Over the following month, every customer was encouraged to call and talk to Karnik and the top management. This was critical as any significant drop in revenues would have been the end of the line for the company. “It didn’t matter when the call was—11 p.m., 1 a.m., 3 a.m. or 5 a.m., Kiran was available to be on the call. We just had to tell him,” says Murty. For each of those calls, Karnik got the management to give him a comprehensive snap-shot of the customer indicating the level of business, profitability measures, and resources employed to service the customer. Armed with the knowledge, Karnik would be there trying to answer all their questions.
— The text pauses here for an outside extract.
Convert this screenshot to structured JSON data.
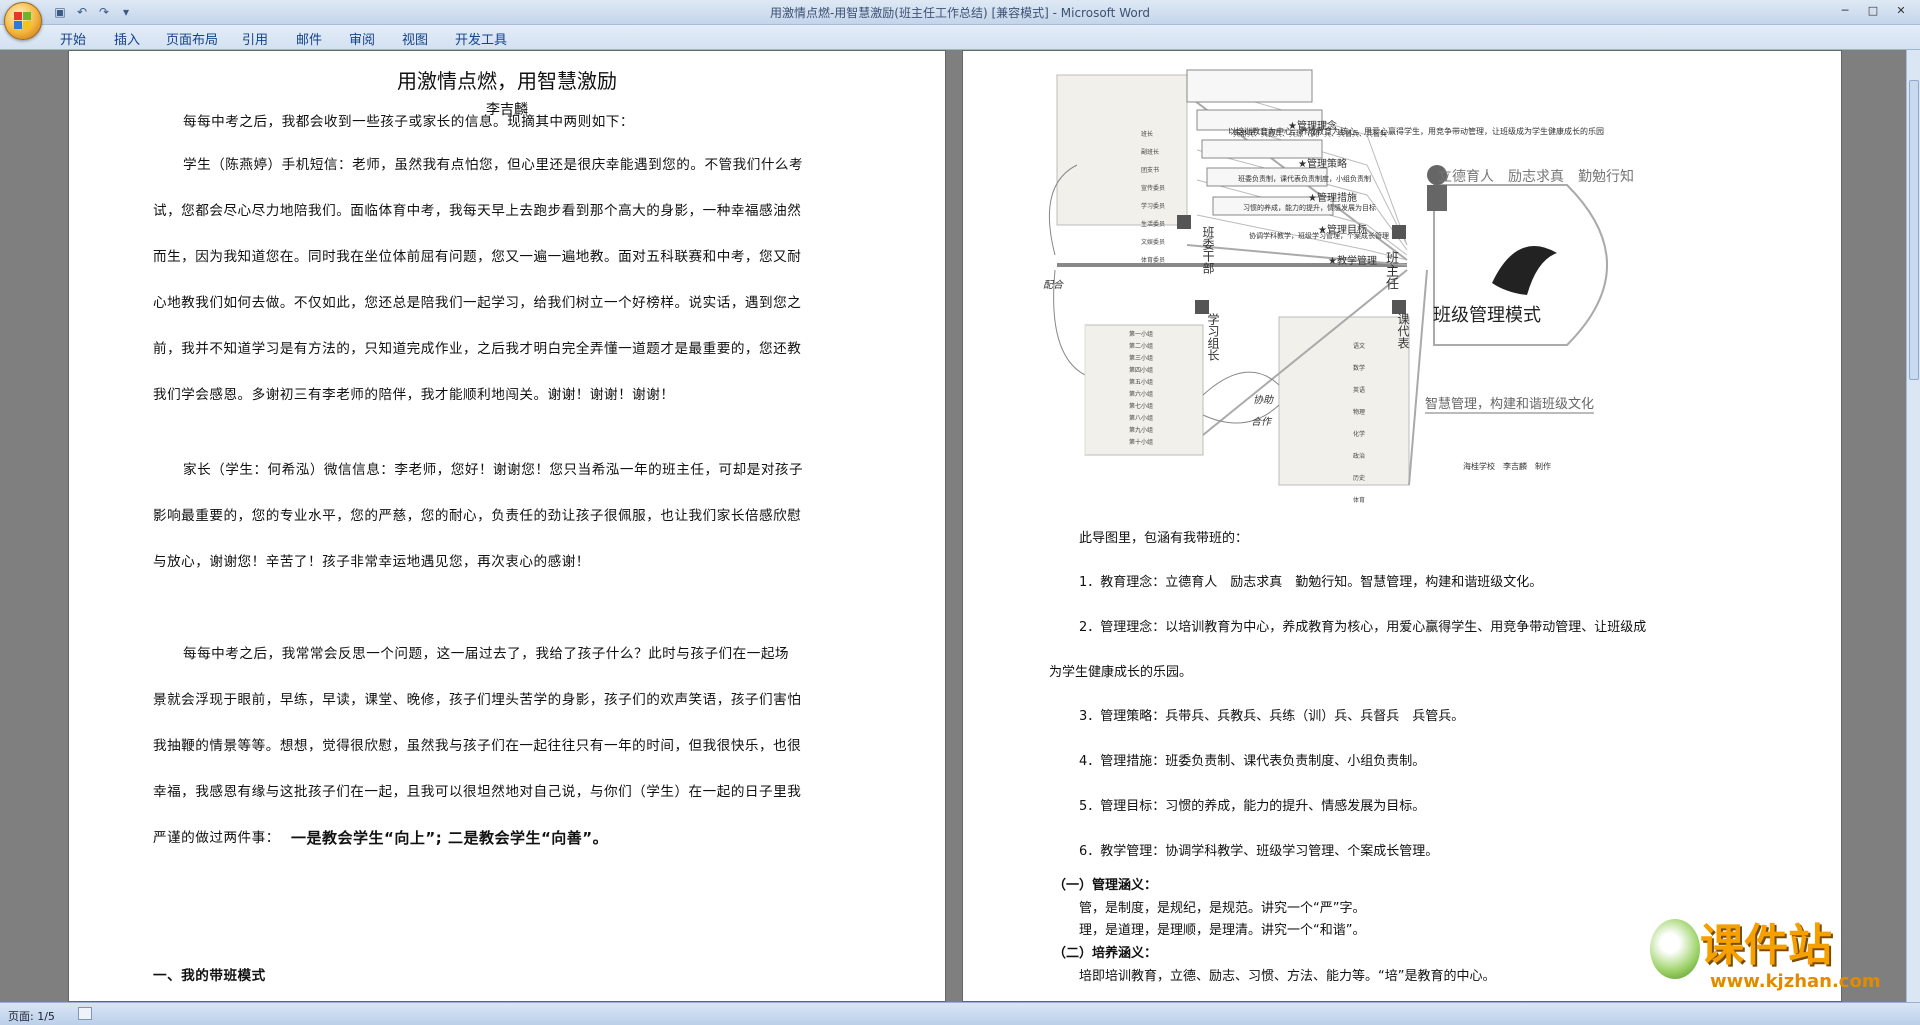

“Once I interacted with the company staff, I saw some statistics and after first few conversations with Key customers I knew that Satyam’s delivery had actually improved after the crisis. This was really helpful because I could then promise most clients that our quality would not drop,” says Karnik. But not every client was convinced. “There were some companies that said their brand could not afford to be seen with a company that had been hit by a serious fraud. We had no choice; we let them go. But we ensured that the transition was smooth,” says Karnik. This in some ways worked like a money-back guarantee. “Customers thought that if we were assuring hassle-free transition, then it was quite possible that we could live up to our promise of unwavering quality,” says Hari T., chief marketing and people officer, Satyam. It also put an end to senior people walking out of Satyam with key accounts; something that had started happening increasingly in late January and early February.
Much of February and March was spent arresting customer attrition. Every Saturday night, all the other directors would fly into Hyderabad from different parts of the country. “We used to book this private room at ITC Kakatiya and discuss all the issues threadbare. This allowed us to have a very quick board meeting on Sunday morning,” says Karnik. By Sunday evening except Karnik, most directors would have flown back to where they were working. And Karnik would continue with his routine.
Once the revenues stabilised, Karnik faced his next challenge. There were rumours that no company would want to buy Satyam, what with its dodgy accounts and sullied reputation. “It was the day of the auction and all of us were sitting when some local journalists remarked that it was too bad that no buyer would be turning up but the bright side of things was that tea and snacks were good,” says Karnik. The board had the last laugh though.
By April 14, Tech Mahindra had acquired control of Satyam. And Karnik’s job for all practical purposes was over. Anand Mahindra, vice-chairman and managing director, Mahindra & Mahindra, says that he was keen on Karnik staying back but Karnik wanted to move on. “Kiran is an excellent professional and a man of enormous integrity. He knew that once you complete a difficult assignment, you must bookend it,” says Mahindra.
By June second week, Kiran had left. Unfortunately there were no farewell parties. “Actually we wanted to get all the board members together but their schedules did not permit. It is a pending item in Satyam’s to-do list,” says Hari. Karnik, too, has pending matters of his own to tackle. “So much paperwork has piled because I had not been able to tend to it over the last six months. I am busy trying to finish them off,” he says. They say doing the mundane stuff can sometimes be therapeutic. Karnik surely wouldn’t want to live in an “interesting time” too soon.